Is the Google Web Accelerator (GWA) beta the worst-designed, most ill-conceived piece of software ever unleashed on the Internet-using public? Sure looks like it, based on the blogstorm of criticism it has sparked.

37signals' Signal vs. Noise offers a very straightforward explanation of one of its key risks presented by GWA's pre-fetching of all content linked from the present page, so they'll load faster: "Google is essentially clicking every link on the page — including links like 'delete this' or 'cancel that.' And to make matters worse, Google ignores the Javascript confirmations. So, if you have a 'Are you sure you want to delete this?' Javascript confirmation behind that 'delete' link, Google ignores it and performs the action anyway."

It gets worse, according to Inside Google. GWA builds a centralized cache of pages that users load ... even if they're pages that only other people are supposed to see: "Google isn't serving web pages faster, its serving other people's versions of the web page faster. What does that mean? Try using Web Accelerator on a forum site, one with lots of geeks who love Google and probably already have Web Accelerator installed. Why, if you're lucky, you'll be logged in as someone else, as the folks at SomethingAwful.com discovered.

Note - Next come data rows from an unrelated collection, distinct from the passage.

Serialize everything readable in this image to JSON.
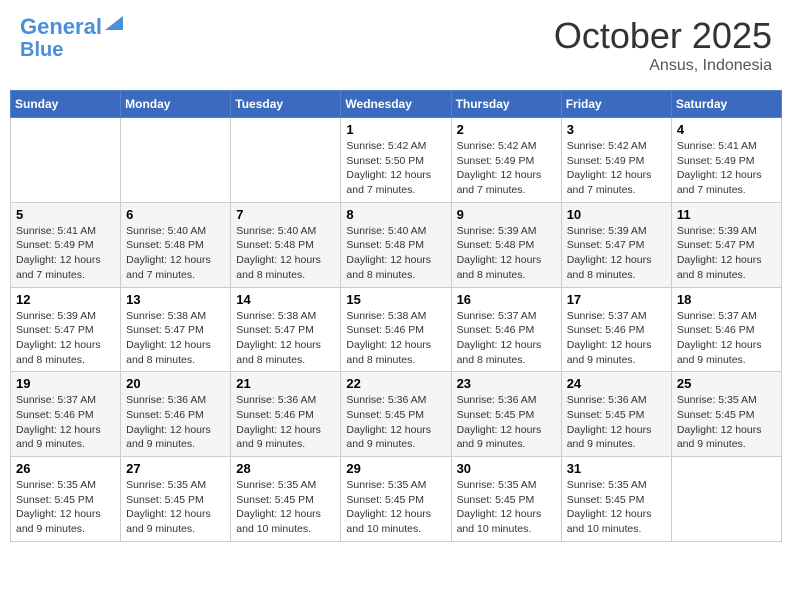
{
  "header": {
    "logo_line1": "General",
    "logo_line2": "Blue",
    "month": "October 2025",
    "location": "Ansus, Indonesia"
  },
  "weekdays": [
    "Sunday",
    "Monday",
    "Tuesday",
    "Wednesday",
    "Thursday",
    "Friday",
    "Saturday"
  ],
  "weeks": [
    [
      {
        "day": "",
        "info": ""
      },
      {
        "day": "",
        "info": ""
      },
      {
        "day": "",
        "info": ""
      },
      {
        "day": "1",
        "info": "Sunrise: 5:42 AM\nSunset: 5:50 PM\nDaylight: 12 hours\nand 7 minutes."
      },
      {
        "day": "2",
        "info": "Sunrise: 5:42 AM\nSunset: 5:49 PM\nDaylight: 12 hours\nand 7 minutes."
      },
      {
        "day": "3",
        "info": "Sunrise: 5:42 AM\nSunset: 5:49 PM\nDaylight: 12 hours\nand 7 minutes."
      },
      {
        "day": "4",
        "info": "Sunrise: 5:41 AM\nSunset: 5:49 PM\nDaylight: 12 hours\nand 7 minutes."
      }
    ],
    [
      {
        "day": "5",
        "info": "Sunrise: 5:41 AM\nSunset: 5:49 PM\nDaylight: 12 hours\nand 7 minutes."
      },
      {
        "day": "6",
        "info": "Sunrise: 5:40 AM\nSunset: 5:48 PM\nDaylight: 12 hours\nand 7 minutes."
      },
      {
        "day": "7",
        "info": "Sunrise: 5:40 AM\nSunset: 5:48 PM\nDaylight: 12 hours\nand 8 minutes."
      },
      {
        "day": "8",
        "info": "Sunrise: 5:40 AM\nSunset: 5:48 PM\nDaylight: 12 hours\nand 8 minutes."
      },
      {
        "day": "9",
        "info": "Sunrise: 5:39 AM\nSunset: 5:48 PM\nDaylight: 12 hours\nand 8 minutes."
      },
      {
        "day": "10",
        "info": "Sunrise: 5:39 AM\nSunset: 5:47 PM\nDaylight: 12 hours\nand 8 minutes."
      },
      {
        "day": "11",
        "info": "Sunrise: 5:39 AM\nSunset: 5:47 PM\nDaylight: 12 hours\nand 8 minutes."
      }
    ],
    [
      {
        "day": "12",
        "info": "Sunrise: 5:39 AM\nSunset: 5:47 PM\nDaylight: 12 hours\nand 8 minutes."
      },
      {
        "day": "13",
        "info": "Sunrise: 5:38 AM\nSunset: 5:47 PM\nDaylight: 12 hours\nand 8 minutes."
      },
      {
        "day": "14",
        "info": "Sunrise: 5:38 AM\nSunset: 5:47 PM\nDaylight: 12 hours\nand 8 minutes."
      },
      {
        "day": "15",
        "info": "Sunrise: 5:38 AM\nSunset: 5:46 PM\nDaylight: 12 hours\nand 8 minutes."
      },
      {
        "day": "16",
        "info": "Sunrise: 5:37 AM\nSunset: 5:46 PM\nDaylight: 12 hours\nand 8 minutes."
      },
      {
        "day": "17",
        "info": "Sunrise: 5:37 AM\nSunset: 5:46 PM\nDaylight: 12 hours\nand 9 minutes."
      },
      {
        "day": "18",
        "info": "Sunrise: 5:37 AM\nSunset: 5:46 PM\nDaylight: 12 hours\nand 9 minutes."
      }
    ],
    [
      {
        "day": "19",
        "info": "Sunrise: 5:37 AM\nSunset: 5:46 PM\nDaylight: 12 hours\nand 9 minutes."
      },
      {
        "day": "20",
        "info": "Sunrise: 5:36 AM\nSunset: 5:46 PM\nDaylight: 12 hours\nand 9 minutes."
      },
      {
        "day": "21",
        "info": "Sunrise: 5:36 AM\nSunset: 5:46 PM\nDaylight: 12 hours\nand 9 minutes."
      },
      {
        "day": "22",
        "info": "Sunrise: 5:36 AM\nSunset: 5:45 PM\nDaylight: 12 hours\nand 9 minutes."
      },
      {
        "day": "23",
        "info": "Sunrise: 5:36 AM\nSunset: 5:45 PM\nDaylight: 12 hours\nand 9 minutes."
      },
      {
        "day": "24",
        "info": "Sunrise: 5:36 AM\nSunset: 5:45 PM\nDaylight: 12 hours\nand 9 minutes."
      },
      {
        "day": "25",
        "info": "Sunrise: 5:35 AM\nSunset: 5:45 PM\nDaylight: 12 hours\nand 9 minutes."
      }
    ],
    [
      {
        "day": "26",
        "info": "Sunrise: 5:35 AM\nSunset: 5:45 PM\nDaylight: 12 hours\nand 9 minutes."
      },
      {
        "day": "27",
        "info": "Sunrise: 5:35 AM\nSunset: 5:45 PM\nDaylight: 12 hours\nand 9 minutes."
      },
      {
        "day": "28",
        "info": "Sunrise: 5:35 AM\nSunset: 5:45 PM\nDaylight: 12 hours\nand 10 minutes."
      },
      {
        "day": "29",
        "info": "Sunrise: 5:35 AM\nSunset: 5:45 PM\nDaylight: 12 hours\nand 10 minutes."
      },
      {
        "day": "30",
        "info": "Sunrise: 5:35 AM\nSunset: 5:45 PM\nDaylight: 12 hours\nand 10 minutes."
      },
      {
        "day": "31",
        "info": "Sunrise: 5:35 AM\nSunset: 5:45 PM\nDaylight: 12 hours\nand 10 minutes."
      },
      {
        "day": "",
        "info": ""
      }
    ]
  ]
}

The posters in that forum discovered that most of the times they refreshed the page, they were logged in as a different person, seeing their friend's control panel for the forums."

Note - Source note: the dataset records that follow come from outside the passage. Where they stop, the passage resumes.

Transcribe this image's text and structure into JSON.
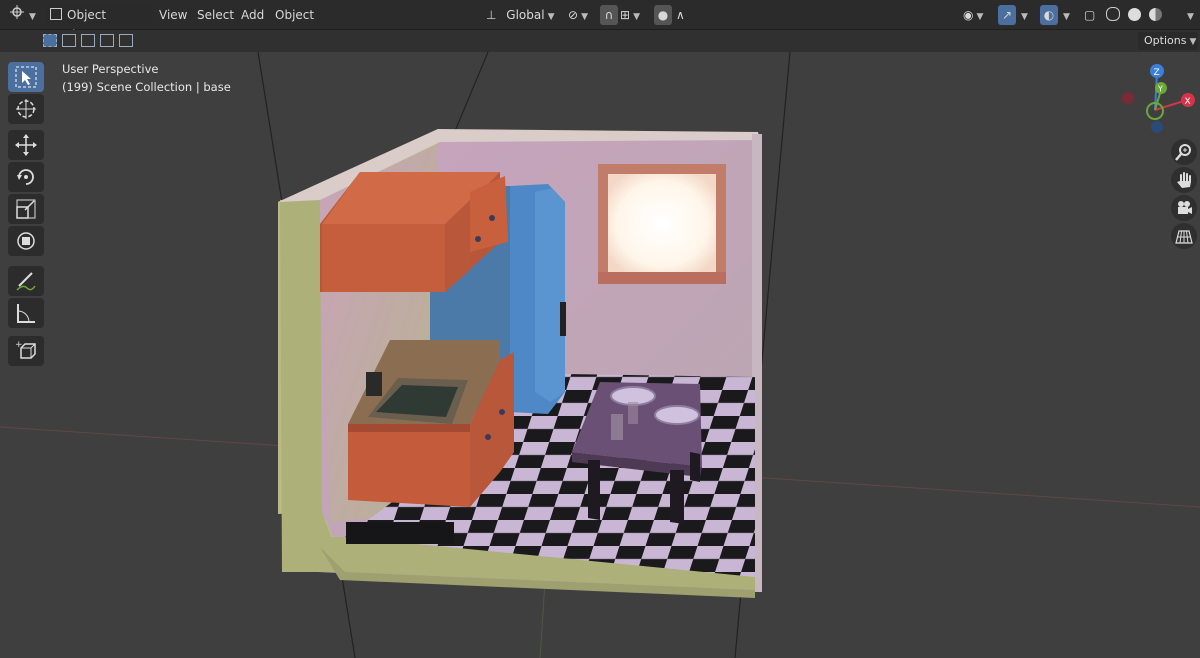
{
  "header": {
    "mode_label": "Object Mode",
    "menu": [
      "View",
      "Select",
      "Add",
      "Object"
    ],
    "transform_orientation": "Global",
    "options_label": "Options"
  },
  "viewport": {
    "perspective_label": "User Perspective",
    "collection_label": "(199) Scene Collection | base"
  },
  "gizmo": {
    "z": "Z",
    "y": "Y",
    "x": "X"
  },
  "icons": {
    "toolbar": [
      "select-box-icon",
      "cursor-icon",
      "move-icon",
      "rotate-icon",
      "scale-icon",
      "transform-icon",
      "annotate-icon",
      "measure-icon",
      "add-cube-icon"
    ],
    "nav": [
      "zoom-icon",
      "hand-pan-icon",
      "camera-icon",
      "grid-icon"
    ]
  },
  "colors": {
    "accent": "#4b6f9f",
    "x_axis": "#d6334a",
    "y_axis": "#6aa83a",
    "z_axis": "#3b7fd8"
  }
}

Google's response, recounted to eWeek, is that the most egregious verified problems are actually the fault of site operators, who aren't following Web standards. According to News.com, GWA "is deactivating the mechanism that caches vulnerable Web pages." Apparently, it never prefetched or cached pages from secure sites using the HTTPS protocol, such as online banks or Webmail clients.

John Battelle thinks that it's "a cool idea" to leverage Google's existing infrastructure and technology ... at least in theory (Tristan Louis expands on its technical merits). "However," he adds, "you do start to run all your web surfing habits over Google's servers, and that, of course, makes Google something of a proxy ISP, with access to all the aggregate data that an ISP like AOL or Comcast has on you. Is that a good thing? Well, yes and no. But ... it has implications down the road. Very soon, Google will know an awful lot about the world's surfing habits, well beyond search. Hmmm."

Al Kao is far less sanguine about GWA's shortcomings: "If you value your personal information and security, do NOT use Google Web Accelerator!" He has a good collection of links to key criticisms.

Even if GWA worked flawlessly as intended, however, its widespread adoption would still hold major repercussions for Web site operators. FantoMaster offers a good, if somewhat hysterical, run-down of the key points. One biggie: pre-fetching links in ads amounts to click fraud. The site also explains how to block GWA, with detailed instructions for servers running Apache.

(Incidentally, Google is no longer accepting GWA beta testers, InsideGoogle reports -- but the software still appears to be available for download.)

Category: Mediasweep
Posted by Brian Chin at May 8, 2005 10:49 AM
Comments

to think i actually had that installed for a day. after i did my daily registry clean (ima g33k, i know), i realised what it was doing. it scared the shit out of me, so i uninstalled it.

Posted by: Abdul at May 8, 2005 08:16 PM

I'm outraged at this. I'm calling HOWARD STERN.